Mais si c'est la joie pour eux?
2011-01-07


この記事にもあるが、箱根で活躍したランナーでのちにマラソンで名を馳せたのは瀬古と谷口くらいである。私はあまり熱心にマラソンをみるほうではないが、男子マラソンで活躍する選手と、箱根で活躍した選手との名前が一致しないなあとは感じていた。箱根で決死の走りを見せた選手ほど、それで選手生命を燃やしつくしているからなのだ。
大学にとっては箱根駅伝出場はまたとない大学の広報宣伝の場である。大学名が長時間テレビで放映される。アナウンサーに連呼される。東洋大などは柏原選手の活躍のおかげで入学志願者が1万人以上増えたという。したがって、そこでは莫大な予算がつぎ込まれている。駅伝選手は、大学の存続をかけた宣伝の場で、足と命をすり減らして走るのである。記事は、あまりにも巨大な規模の一大イベントになってしまったせいで、世界へ羽ばたく選手の育成という目的を果たせなくなり陸上競技としてはその意味で機能しなくなっている箱根駅伝を嘆いている。
それでも、箱根駅伝が観るスポーツとして群を抜いて面白いものであることには違いなく、私の周囲でも、普段は何もスポーツ観戦をしない人でもお正月の箱根だけは観るという人が多いから、その人気の高さは凄まじい。
走る、ということの面白さや爽快さは、走らない者にはあまりピンとこない。
まだ中2の時だったか、ウチのさなぎの散らかった机の上に、キョーカから渡されたらしき、紙を折り畳んでつくった手紙があるのを見た。どれどれと、さささっと、中を見た。
「ウチが走るようになったんは、さなぎのおかげやねん。5年生のとき、先生が集めてた小学校駅伝のメンバーに、キョーちゃん一緒に入ろって誘ってくれたんは、さなぎやった。あの時さなぎに手を引っ張られへんかったら、今、ウチは陸部にいいひん。こんなに走るの好きになってへん。ありがとう、さなぎ。これからもずっと一緒に走ろうな」
だいぶはしょったが(それに記憶違いもあると思うが)、だいたいこのような内容だった。キョーカがこの先、立派な選手になってもならなくても、彼女がそんなにも走る喜びを知り、目標を持ち、ひたむきに頑張るのなら、そうした時間と思い出を共有できたさなぎはどんなに幸せ者であろうか。キョーカを陸上へ「導いた」(笑)者のひとりとして誇らしく思うことすらできる。
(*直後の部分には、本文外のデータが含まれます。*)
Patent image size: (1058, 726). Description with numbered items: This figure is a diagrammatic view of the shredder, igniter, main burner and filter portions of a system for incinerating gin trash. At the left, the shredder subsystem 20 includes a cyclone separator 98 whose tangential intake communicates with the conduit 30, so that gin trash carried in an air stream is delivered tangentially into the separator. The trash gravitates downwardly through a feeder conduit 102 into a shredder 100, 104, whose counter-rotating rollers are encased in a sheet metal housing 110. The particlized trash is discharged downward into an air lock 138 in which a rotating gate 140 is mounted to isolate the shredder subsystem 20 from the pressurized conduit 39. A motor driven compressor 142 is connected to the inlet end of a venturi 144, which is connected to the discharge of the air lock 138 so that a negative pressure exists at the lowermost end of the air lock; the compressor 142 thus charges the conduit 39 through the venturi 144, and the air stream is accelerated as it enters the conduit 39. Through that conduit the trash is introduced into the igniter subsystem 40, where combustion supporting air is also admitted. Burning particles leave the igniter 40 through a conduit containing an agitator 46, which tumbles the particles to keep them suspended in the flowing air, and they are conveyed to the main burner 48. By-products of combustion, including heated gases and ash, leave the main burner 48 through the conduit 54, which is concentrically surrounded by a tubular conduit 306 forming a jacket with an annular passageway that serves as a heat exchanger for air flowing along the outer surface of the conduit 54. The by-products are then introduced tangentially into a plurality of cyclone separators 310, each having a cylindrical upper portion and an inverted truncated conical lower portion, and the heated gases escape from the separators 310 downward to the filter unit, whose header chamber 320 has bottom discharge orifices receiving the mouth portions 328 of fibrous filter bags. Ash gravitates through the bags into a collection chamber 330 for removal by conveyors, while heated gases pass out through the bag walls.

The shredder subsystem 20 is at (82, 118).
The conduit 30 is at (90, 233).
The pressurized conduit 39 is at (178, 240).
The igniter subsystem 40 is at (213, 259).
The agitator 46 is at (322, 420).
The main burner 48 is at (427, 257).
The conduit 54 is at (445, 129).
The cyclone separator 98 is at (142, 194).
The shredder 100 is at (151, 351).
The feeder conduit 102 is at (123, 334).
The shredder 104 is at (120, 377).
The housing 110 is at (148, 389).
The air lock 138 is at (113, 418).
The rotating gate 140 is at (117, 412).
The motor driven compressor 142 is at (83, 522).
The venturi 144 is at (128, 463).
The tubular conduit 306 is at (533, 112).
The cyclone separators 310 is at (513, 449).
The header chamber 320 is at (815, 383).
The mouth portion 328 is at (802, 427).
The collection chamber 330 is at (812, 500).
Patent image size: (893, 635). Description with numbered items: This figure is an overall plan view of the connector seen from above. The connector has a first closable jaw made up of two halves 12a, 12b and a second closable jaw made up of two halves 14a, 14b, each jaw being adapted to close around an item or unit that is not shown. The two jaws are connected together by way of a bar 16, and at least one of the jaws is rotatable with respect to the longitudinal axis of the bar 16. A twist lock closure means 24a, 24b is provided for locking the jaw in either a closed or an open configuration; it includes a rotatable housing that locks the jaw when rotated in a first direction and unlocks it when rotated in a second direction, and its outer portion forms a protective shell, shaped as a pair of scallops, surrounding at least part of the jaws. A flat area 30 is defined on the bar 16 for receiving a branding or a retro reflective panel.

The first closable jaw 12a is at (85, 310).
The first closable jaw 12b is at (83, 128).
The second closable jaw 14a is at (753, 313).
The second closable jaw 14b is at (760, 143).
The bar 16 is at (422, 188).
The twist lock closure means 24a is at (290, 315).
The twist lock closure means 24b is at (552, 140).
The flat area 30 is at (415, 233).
もはや箱根駅伝が、あまりクリーンでないお金が動くようなそんな営利事業に落ちぶれているのだとしても、現実に選手はあの道を走っている。彼らは幸せに違いないのだ、たとえそこで、大学の名のもとに、力尽きようとも。
世界に羽ばたくマラソンランナーが背負うのが日本という母国の名だとしたら、箱根駅伝のランナーは母校の名と友情を背負っているのである。そこにそんなに違いがあるとは思えない。箱根駅伝が大会・大学関係者を大きな金の動きで潤す構造は、オリンピックのそれとたいして変わらないと思うがどうであろうか。